ハリウッドセレブではジュディ・デンチ(86歳)やダイアン・キートン(75歳)など、いわゆるシニア世代になっても主演レベルで活躍する女優が増えて来ているけれど、日本ではまだまだ少数。そんな中、74歳で名門レーベルから歌手として世界デビューを果たした梶さんのニュースには、「かっこいい!」と心から希望をもらえました。

©荒木大甫

「修羅の花」は、カンデ・イ・パウロのデビュー・アルバム『カンデ・イ・パウロ』にも収録。『カンデ・イ・パウロ』 発売中 SHM-CD UCCM-1263 ¥2860(税込)

今回、カンデ・イ・パウロと梶芽衣子さんの共同名義でリリースされた「修羅の花」は、小池一夫氏作詞、平尾昌晃氏作曲で、73年に梶さんが主演した映画「修羅雪姫」(このタイトルも何だか壮絶そうで、すごい!)の主題歌だったもの。

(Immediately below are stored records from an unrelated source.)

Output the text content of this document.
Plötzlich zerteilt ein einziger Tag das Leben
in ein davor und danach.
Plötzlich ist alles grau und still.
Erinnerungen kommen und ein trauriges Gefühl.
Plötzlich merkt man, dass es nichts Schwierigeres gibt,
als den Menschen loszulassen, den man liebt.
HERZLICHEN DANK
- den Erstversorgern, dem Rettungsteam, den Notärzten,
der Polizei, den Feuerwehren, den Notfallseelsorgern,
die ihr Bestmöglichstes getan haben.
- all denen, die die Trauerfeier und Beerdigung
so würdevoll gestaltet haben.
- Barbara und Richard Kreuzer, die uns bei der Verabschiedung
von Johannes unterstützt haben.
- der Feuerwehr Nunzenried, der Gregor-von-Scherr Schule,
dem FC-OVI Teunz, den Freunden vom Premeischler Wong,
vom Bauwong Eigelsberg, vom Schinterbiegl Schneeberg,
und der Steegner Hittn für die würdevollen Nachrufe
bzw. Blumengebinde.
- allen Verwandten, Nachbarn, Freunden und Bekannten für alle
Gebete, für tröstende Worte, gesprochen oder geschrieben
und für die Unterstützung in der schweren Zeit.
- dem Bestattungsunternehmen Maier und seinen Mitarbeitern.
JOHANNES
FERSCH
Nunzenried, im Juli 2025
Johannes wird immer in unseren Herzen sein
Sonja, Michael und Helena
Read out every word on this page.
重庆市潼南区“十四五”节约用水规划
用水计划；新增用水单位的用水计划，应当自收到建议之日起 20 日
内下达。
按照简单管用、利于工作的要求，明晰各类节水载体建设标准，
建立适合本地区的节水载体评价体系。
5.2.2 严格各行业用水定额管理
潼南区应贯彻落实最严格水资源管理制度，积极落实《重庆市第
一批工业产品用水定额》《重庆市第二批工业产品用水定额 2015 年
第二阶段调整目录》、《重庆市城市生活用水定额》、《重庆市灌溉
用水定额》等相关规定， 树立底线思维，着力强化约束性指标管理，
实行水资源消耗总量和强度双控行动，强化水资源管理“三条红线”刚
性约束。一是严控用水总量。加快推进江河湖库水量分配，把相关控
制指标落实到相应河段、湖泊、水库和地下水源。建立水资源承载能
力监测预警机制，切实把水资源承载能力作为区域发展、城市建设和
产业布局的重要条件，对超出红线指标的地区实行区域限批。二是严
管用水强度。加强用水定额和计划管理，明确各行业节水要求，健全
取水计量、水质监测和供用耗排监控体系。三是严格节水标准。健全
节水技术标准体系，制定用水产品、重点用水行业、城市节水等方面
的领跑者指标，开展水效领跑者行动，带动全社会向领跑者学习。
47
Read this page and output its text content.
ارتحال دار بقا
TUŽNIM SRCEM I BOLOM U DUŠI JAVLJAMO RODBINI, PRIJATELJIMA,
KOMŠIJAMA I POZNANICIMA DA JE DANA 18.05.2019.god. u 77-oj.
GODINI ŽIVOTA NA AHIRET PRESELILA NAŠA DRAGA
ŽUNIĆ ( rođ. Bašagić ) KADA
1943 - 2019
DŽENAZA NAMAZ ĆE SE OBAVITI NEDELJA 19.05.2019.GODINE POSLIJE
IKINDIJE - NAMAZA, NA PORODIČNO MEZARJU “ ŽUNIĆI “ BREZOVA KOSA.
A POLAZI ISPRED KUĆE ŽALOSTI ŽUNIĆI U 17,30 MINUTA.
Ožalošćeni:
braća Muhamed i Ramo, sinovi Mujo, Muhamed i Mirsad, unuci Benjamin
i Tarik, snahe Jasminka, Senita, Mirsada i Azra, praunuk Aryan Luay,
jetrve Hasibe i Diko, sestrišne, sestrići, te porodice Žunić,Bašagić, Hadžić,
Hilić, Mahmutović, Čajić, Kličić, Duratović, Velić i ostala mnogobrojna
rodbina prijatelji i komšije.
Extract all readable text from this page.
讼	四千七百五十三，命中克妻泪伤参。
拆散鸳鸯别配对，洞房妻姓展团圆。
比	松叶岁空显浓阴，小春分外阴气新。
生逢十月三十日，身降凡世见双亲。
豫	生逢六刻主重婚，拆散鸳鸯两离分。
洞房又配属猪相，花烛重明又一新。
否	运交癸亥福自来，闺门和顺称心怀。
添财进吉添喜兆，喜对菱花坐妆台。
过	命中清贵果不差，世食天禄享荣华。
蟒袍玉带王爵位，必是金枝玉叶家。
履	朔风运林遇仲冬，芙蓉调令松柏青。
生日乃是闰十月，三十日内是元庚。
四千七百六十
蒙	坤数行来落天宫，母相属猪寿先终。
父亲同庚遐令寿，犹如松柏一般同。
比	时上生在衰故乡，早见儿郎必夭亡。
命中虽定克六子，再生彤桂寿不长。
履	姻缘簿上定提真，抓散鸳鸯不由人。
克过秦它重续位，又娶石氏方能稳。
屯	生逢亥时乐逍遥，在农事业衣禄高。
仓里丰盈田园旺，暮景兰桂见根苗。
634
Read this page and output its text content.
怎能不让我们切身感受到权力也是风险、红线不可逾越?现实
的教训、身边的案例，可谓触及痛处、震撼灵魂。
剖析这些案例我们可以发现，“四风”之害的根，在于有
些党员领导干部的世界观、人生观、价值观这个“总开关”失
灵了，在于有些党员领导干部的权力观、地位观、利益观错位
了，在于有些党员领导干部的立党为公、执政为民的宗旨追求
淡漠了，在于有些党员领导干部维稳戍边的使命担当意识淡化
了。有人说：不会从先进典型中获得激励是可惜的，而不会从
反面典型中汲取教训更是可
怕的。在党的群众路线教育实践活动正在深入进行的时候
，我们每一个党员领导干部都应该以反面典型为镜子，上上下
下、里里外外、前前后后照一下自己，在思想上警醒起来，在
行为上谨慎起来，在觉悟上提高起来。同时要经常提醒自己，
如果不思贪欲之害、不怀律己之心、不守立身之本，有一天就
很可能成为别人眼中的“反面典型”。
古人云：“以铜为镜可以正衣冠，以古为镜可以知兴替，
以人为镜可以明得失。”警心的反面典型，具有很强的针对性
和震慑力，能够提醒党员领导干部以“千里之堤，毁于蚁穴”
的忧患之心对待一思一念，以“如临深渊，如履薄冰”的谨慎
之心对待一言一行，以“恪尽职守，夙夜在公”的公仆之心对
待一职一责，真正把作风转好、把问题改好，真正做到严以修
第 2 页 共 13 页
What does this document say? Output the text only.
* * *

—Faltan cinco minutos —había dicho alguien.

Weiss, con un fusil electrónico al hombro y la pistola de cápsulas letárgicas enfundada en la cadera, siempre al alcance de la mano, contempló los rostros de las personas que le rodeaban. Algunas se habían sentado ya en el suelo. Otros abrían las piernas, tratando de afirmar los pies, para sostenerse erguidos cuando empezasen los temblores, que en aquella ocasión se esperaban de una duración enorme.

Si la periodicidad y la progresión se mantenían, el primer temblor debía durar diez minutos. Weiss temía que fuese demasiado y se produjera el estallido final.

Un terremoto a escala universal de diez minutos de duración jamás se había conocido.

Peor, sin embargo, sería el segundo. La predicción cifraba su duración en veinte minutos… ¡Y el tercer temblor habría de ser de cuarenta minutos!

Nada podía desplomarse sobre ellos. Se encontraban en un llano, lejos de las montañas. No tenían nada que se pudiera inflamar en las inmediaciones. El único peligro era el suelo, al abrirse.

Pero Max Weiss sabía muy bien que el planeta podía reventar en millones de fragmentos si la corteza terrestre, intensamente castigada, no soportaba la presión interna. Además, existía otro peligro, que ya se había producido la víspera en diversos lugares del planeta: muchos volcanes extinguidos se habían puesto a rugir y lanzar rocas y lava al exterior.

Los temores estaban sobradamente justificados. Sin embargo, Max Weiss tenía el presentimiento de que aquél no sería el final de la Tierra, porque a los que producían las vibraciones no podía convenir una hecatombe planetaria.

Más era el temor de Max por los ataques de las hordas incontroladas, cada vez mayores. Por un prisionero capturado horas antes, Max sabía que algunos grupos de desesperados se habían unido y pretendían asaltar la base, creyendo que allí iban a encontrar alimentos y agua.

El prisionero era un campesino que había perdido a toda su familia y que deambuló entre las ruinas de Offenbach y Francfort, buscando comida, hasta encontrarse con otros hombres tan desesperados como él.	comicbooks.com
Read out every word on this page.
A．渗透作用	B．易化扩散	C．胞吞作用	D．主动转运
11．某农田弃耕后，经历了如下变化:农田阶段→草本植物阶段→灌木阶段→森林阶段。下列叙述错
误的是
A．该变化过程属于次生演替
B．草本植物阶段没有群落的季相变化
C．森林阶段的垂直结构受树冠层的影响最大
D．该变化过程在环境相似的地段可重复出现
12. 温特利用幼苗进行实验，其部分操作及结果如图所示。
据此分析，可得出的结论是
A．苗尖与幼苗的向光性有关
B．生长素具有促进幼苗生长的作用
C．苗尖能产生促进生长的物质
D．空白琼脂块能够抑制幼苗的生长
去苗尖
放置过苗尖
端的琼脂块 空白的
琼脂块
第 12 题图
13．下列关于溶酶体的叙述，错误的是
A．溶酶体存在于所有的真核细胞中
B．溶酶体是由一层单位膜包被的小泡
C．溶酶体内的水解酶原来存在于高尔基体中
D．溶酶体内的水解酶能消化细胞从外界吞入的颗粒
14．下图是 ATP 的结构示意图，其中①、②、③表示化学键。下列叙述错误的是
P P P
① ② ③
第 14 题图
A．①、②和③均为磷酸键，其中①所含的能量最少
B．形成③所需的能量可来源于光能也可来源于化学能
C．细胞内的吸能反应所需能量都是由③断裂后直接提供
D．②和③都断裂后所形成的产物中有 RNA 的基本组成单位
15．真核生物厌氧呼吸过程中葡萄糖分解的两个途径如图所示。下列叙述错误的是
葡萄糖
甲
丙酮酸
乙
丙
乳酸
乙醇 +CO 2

スポーツ報知の取材で、梶さんはこの快挙に対し「(日本人)女性で初めて? ちょっと自慢しちゃおうかしら」と語っていたらしく、そんな言葉からも、梶さんのお茶目なパーソナリティが透けて見えるようです。

ちなみに前述のタランティーノ監督は2013年に映画「ジャンゴ」のPRで来日した際、当時65歳だった梶さんと念願の初対面を果たし、終始デレデレで手を握っていたことが。その時、タランティーノは49歳。大監督も憧れの女性の前では単なるオタク少年に戻ってしまうなんて、可愛いですよね(笑)。

梶さんは今回のレコーディングのために、過去の「修羅の花」の音源をレコードショップで自腹で購入、練習して挑んだそうですが、大女優なのに驕らず、若い世代と新しいことにチャレンジする、その精神が素敵。そんな精神の柔軟性が、若々しく輝いている秘密なのでしょうか。